When Holly McCormack first interviewed at Cottage Hospital in Woodsville 16 years ago, she immediately knew she wanted to work there.
“This felt like home the moment I walked through the doors here,” says McCormack, now president and CEO of the hospital. At the time, she and her husband were relocating from Rhode Island, seeking a more rural life for their 10-year-old triplets.
Immediately, McCormack was struck by how vital Cottage Hospital was to the area she would soon call home: Not only was the hospital one of the biggest employers in the area, but staff were serving their friends, neighbors and loved ones directly. “Critical access hospitals end up being the cornerstone of the communities,” she says. “There’s a really big responsibility that comes through with that.”
That responsibility has always drawn McCormack in. “Somehow, someway, I was born knowing I wanted to be a nurse,” she says. She followed that intuition, becoming the first person in her family to complete college, and later earning master’s and doctorate degrees in nursing. Along the way she filled every role in the nursing continuum, from a candy striper volunteer to a nurse assistant to a supervisor.

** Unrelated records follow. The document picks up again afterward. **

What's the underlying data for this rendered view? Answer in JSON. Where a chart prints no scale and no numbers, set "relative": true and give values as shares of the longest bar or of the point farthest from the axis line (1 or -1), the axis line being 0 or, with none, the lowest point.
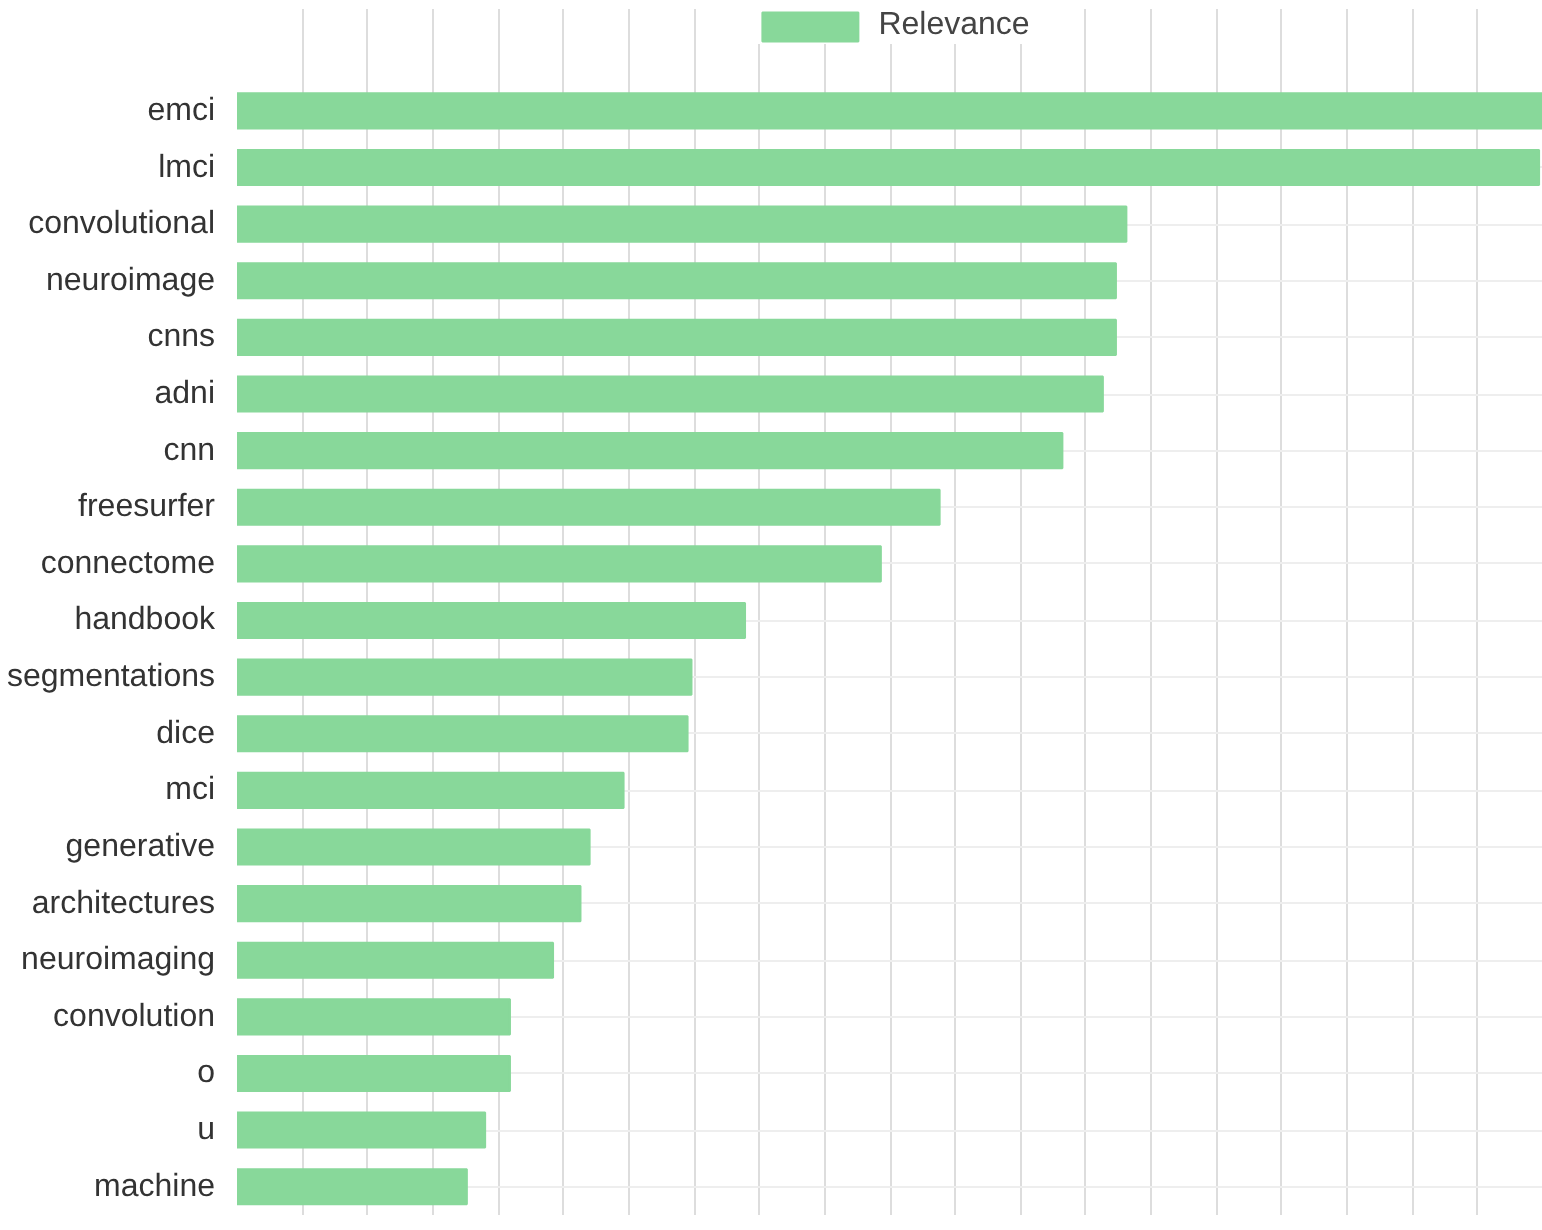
{
  "chart_data": {
    "type": "bar",
    "orientation": "horizontal",
    "relative": true,
    "grid": true,
    "legend": "top",
    "categories": [
      "emci",
      "lmci",
      "convolutional",
      "neuroimage",
      "cnns",
      "adni",
      "cnn",
      "freesurfer",
      "connectome",
      "handbook",
      "segmentations",
      "dice",
      "mci",
      "generative",
      "architectures",
      "neuroimaging",
      "convolution",
      "o",
      "u",
      "machine"
    ],
    "series": [
      {
        "name": "Relevance",
        "color": "#88d89a",
        "values": [
          1,
          0.997,
          0.681,
          0.673,
          0.673,
          0.663,
          0.632,
          0.538,
          0.493,
          0.389,
          0.348,
          0.345,
          0.296,
          0.27,
          0.263,
          0.242,
          0.209,
          0.209,
          0.19,
          0.176
        ]
      }
    ]
  }
}
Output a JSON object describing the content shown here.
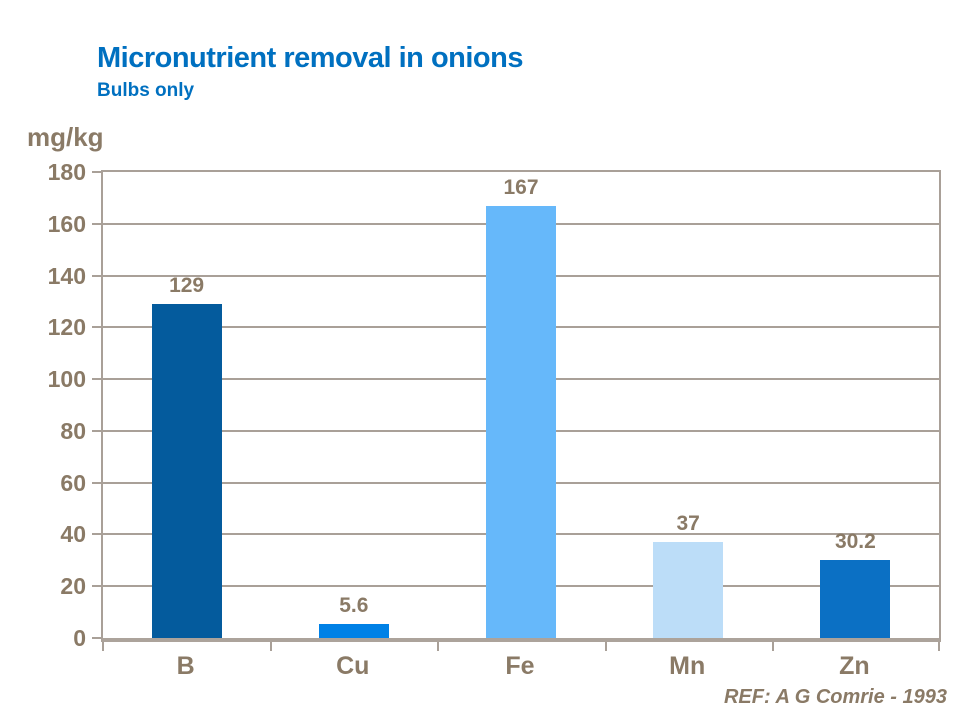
{
  "header": {
    "title": "Micronutrient removal in onions",
    "subtitle": "Bulbs only"
  },
  "footer": {
    "reference": "REF: A G Comrie - 1993"
  },
  "chart_data": {
    "type": "bar",
    "title": "Micronutrient removal in onions",
    "subtitle": "Bulbs only",
    "categories": [
      "B",
      "Cu",
      "Fe",
      "Mn",
      "Zn"
    ],
    "values": [
      129,
      5.6,
      167,
      37,
      30.2
    ],
    "data_labels": [
      "129",
      "5.6",
      "167",
      "37",
      "30.2"
    ],
    "bar_colors": [
      "#045B9D",
      "#0081E6",
      "#66B8FA",
      "#BCDDF8",
      "#0B70C4"
    ],
    "xlabel": "",
    "ylabel": "mg/kg",
    "ylim": [
      0,
      180
    ],
    "ytick_step": 20,
    "grid": true,
    "legend": false
  },
  "colors": {
    "title_blue": "#0070C0",
    "label_brown": "#8A7A66",
    "gridline": "#A9A098",
    "axis": "#ACA39B"
  }
}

Even today, as president and CEO of the hospital, McCormack follows the nursing process: assessment, diagnosis, planning, implementation, and evaluation. It’s a procedure that all nurses are taught while caring for patients, but it applies perfectly to running an organization. “There’s a lot of things that just naturally lend [themselves] from the nursing position to the CEO of a critical access hospital,” McCormack says.
Her nursing background also helps her understand the chain of command in the hospital, and the clinical implications of all decisions, from purchasing equipment to staffing. She’s able to coach staff through challenges, she says, because she’s experienced the same situations herself. If there’s ever a doubt about what choice should be made, McCormack returns to the principle that’s served her well throughout her career: “If it’s the right thing for the patient, then it’s the right thing.”